Add to the list above, companies that convert used shipping containers into hydroponic setups and sell them to entrepreneurs to start hyper-local farms. Elon Musks’ brother Kimball does this with Square Roots in Brooklyn, New York. There’s also Growtainers in Dallas, Texas, Freight Farms in Boston, Massachusetts, Stud Pac in Dubai, UAE, and Local Roots in Los Angeles, California.
One grower reports bringing in about $15,000 a month from a pair of these containers by selling their wares mostly to high-end restaurants in the Boston area.
Many of the container farms use a patented vertical growing method invented by Nate Storey of Zipgrow (formally Bright Agrotech) which was acquired by Plenty a month before raising $200M. The vertical grow method incorporates what is essentially a vinyl fencepost with a slot cut along the length of one face of the extrusion for plants to grow through.
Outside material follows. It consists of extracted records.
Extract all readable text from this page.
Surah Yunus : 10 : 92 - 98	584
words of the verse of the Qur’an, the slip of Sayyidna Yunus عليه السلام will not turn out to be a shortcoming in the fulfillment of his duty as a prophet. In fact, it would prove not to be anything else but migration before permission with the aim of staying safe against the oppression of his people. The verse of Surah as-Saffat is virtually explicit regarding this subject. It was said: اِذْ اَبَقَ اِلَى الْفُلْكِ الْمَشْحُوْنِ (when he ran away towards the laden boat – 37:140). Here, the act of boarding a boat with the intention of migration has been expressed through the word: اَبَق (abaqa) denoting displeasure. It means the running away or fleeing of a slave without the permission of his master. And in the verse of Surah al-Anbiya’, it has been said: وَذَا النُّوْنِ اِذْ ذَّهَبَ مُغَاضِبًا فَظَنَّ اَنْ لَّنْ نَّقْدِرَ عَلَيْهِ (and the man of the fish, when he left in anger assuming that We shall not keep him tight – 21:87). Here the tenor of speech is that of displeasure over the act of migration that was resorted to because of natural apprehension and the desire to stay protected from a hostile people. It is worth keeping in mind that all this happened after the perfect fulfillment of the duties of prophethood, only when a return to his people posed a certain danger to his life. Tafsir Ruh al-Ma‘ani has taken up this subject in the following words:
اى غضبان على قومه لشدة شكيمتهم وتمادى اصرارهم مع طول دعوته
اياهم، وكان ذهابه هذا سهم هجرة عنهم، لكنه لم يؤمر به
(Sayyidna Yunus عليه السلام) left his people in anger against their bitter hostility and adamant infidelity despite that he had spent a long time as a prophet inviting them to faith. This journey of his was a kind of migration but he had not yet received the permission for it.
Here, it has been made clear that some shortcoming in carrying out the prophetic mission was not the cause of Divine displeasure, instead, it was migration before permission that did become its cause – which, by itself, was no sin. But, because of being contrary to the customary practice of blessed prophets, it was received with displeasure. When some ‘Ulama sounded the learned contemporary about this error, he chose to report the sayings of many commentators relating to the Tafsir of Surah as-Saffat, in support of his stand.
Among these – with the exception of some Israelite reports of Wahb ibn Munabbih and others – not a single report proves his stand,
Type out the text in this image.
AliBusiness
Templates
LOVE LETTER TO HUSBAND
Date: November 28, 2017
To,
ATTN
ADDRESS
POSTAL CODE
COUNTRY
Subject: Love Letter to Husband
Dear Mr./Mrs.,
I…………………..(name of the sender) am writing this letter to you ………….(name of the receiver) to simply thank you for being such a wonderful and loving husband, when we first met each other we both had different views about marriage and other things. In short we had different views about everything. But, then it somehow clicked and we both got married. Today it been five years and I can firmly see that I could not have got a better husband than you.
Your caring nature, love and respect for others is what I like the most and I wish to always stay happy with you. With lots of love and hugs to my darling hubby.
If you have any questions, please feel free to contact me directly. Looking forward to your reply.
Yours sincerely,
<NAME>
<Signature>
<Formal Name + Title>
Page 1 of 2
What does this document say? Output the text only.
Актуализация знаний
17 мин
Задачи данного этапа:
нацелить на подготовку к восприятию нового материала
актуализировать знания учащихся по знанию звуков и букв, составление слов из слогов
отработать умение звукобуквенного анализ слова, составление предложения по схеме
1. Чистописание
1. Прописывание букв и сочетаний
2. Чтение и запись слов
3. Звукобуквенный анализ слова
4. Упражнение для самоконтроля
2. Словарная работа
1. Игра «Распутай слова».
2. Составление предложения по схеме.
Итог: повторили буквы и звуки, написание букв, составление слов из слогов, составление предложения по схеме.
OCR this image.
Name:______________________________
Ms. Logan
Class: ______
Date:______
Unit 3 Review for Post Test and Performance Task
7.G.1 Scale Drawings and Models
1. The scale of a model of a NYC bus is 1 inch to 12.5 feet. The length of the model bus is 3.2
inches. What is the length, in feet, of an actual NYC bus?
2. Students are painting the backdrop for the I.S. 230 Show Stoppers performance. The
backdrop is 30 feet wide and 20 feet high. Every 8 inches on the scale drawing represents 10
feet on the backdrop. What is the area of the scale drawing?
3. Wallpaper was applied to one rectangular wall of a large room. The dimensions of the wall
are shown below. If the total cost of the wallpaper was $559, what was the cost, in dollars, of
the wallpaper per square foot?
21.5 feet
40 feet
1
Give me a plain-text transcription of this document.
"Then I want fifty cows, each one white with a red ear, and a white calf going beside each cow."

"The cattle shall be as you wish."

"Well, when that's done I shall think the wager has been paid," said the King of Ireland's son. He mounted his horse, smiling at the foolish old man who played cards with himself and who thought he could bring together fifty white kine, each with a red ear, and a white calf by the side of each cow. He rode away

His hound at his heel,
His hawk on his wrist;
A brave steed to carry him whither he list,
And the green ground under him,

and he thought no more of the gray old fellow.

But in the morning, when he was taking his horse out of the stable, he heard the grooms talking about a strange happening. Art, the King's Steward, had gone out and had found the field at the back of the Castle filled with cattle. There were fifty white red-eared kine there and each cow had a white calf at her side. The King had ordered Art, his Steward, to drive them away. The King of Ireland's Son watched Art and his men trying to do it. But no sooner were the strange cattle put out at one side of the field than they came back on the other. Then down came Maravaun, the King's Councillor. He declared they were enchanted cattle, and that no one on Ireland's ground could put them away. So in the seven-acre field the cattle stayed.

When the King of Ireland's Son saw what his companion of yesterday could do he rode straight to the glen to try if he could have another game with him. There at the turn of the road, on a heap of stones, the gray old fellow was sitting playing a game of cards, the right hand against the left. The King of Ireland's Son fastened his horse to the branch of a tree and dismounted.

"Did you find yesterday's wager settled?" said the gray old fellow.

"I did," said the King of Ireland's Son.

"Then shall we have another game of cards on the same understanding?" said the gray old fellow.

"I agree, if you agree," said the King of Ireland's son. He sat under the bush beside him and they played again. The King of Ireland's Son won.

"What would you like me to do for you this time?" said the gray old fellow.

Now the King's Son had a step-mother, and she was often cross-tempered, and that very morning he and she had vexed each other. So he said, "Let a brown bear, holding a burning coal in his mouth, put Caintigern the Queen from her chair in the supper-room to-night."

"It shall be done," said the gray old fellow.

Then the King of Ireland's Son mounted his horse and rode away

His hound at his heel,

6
While Plenty aims to build massive indoor farms on the periphery of 500 cities to speed the delivery of fresh food from days or weeks to hours and provide Whole Foods quality at Walmart prices, Zipgrow sells the same essential components to educators, hobbyists, and entrepreneurs. https://zipgrow.com
When you get down to it, a lot is riding on this labor-intensive method
It’s clunky, spendy, and user-hostile, but it’s an advance over the prior art that attracted a $200M investment! And it’s made up of repurposed, modified or make-do off the shelf parts and pieces.
ZipGrow is a static plant container system. There are others; PVC pipes with holes for plants to grow through, or plastic gullies used to grow lettuce such as American Hydroponics uses, or buckets of rocks, and many others.
A static plant container system is one part of a three-part universal hydroponic system. A second part would be an electric appliance for automatic feeding, watering, and pH control of the nutrient solution. An enhanced version could upload data to the internet to help improve harvests and to send alerts when fault conditions arise.
The third part of the universal system is an optional trellis for supporting the plant container. In the case of ZipGrow, the trellis might take the place of a wall that a ZipGrow or other system gets hung on, or other structure used to hold them up. The trellis is not always needed, but it is a part of a universal solution.
Current technology can be used to manufacture the above appliance, about the size of a countertop microwave oven for less than $200, and it could supply 40 or more ZipGrow towers, for example. As an option, it could be powered using solar panels with battery backup.
Current technology can also be used to manufacture advanced, consumable plant containers that could compete with ZipGrow, for less than five cents per foot.
A small, fully automated garden, without trellis, could retail for $999.99 or less, could pay for itself in a single season, and it could expand to virtually any size.
In crazy high volume, the prices could drop dramatically, making the technology available to the broadest possible market, for the widest possible range of uses. So much so that we couldn’t begin to predict all the places it could be used or what they’d be growing.